Should you have a shareholders’ agreement?
Sometimes these documents are called “Founders Agreements” that the founders execute at the outset of their endeavor.
There is no legal requirement that the owners of a company have a shareholders agreement – and, likely, at the founding of the company, there are not enough resources to devote to negotiating a shareholders’ agreement.
Yet, at some point such an agreement is prudent to make for more efficient and predictable decision making or required by investors.
A well-considered shareholders’ agreement can establish a framework for the governing of the company, the transfer of the company’s shares of stock, and protections against minority or majority overreach.
When considering a shareholders’ agreement, the following issues should be discussed:
Is the company itself a party to the agreement?
- Yes, if there are obligations placed upon the company.
Restrictions on transfers:
- Will there be a general prohibition on the transfer of shares?
Right of First Refusal:
- Will the other shareholders be given the right to purchase an owner’s shares before they are purchased by a third party?
- Will the founders have the right to purchase each other’s shares before they are offered to the other investors or a third party?
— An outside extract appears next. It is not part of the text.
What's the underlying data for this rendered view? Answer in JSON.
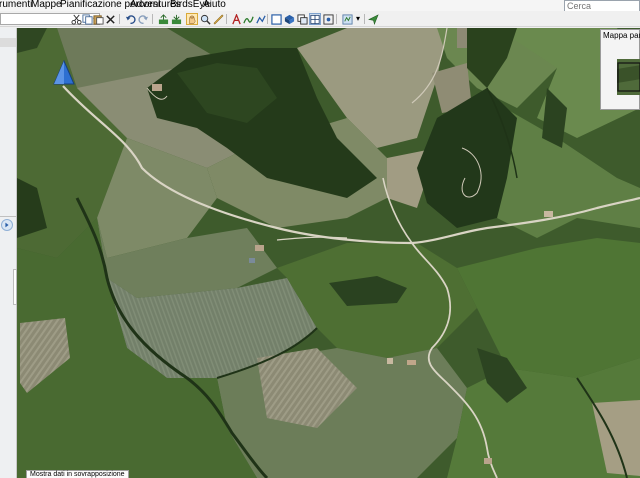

- Will certain transfers be permissible (family)?
- Will transfers only be allowed “pursuant to a bona fide written offer”?
Right to repurchase:
- Will the company be given the right to purchase shares on the event of an owner’s death, on the owner’s termination of employment, or on a division of family property because of marital disturbance?
- How will the purchase price be determined?
- How will the purchase price be paid?
Will the agreement govern certain shareholders decisions?
- Are particular items identified for shareholder approval?
- Do certain items require a supermajority shareholder vote?
- Do shareholders have the right to vote in individual classes?
Will the shareholders agree to matters related to the board of directors?
- Will certain individuals be elected to the board of directors?
- Will certain groups of shareholders be allocated seats on the board of directors?
- How are directors removed?
- How are vacancies filled?
- Do certain actions require certain votes (or the votes in the affirmative of particular members of the board of directors)?
Will the Company grant to the owners certain observation rights to board of directors meetings?
Will the Company and the Shareholders agree to a pre-determined schedule of board meetings, the manner in which a meeting is called, and other matters?
Will the owners have pre-emptive rights to purchase new shares if they are issued by the company?
- Does every shareholder (including founders) have the right?
- Is there a certain minimum level of ownership before the right exists?
- Do certain issuances not trigger the right (stock options, for example)?
Sale Transaction Dynamics:
- Co-Sale/Participation Rights/Tag Along Rights– can the minority owners require their shares be purchased as well?
- Drag Along Rights – can the majority owners require the minority owners to sell their shares?
Will a confidentiality provision be included in the agreement?
Will a non-compete, non-solicitation, or non-circumvention provision be included in the agreement?
When does the shareholders’ agreement terminate?
There may be many more issues to consider, depending upon the complexity of the shareholders’ arrangement. A well-drafted shareholders’ agreement can enable the owners to avoid the disruption of personal circumstances, protect the minority and the majority owners from each other, and set forth a number of pre-determined processes to handle the occurrence of certain situations. Shareholders may find the existence of a shareholders’ agreement provides for more efficient operations and a more predictable operation.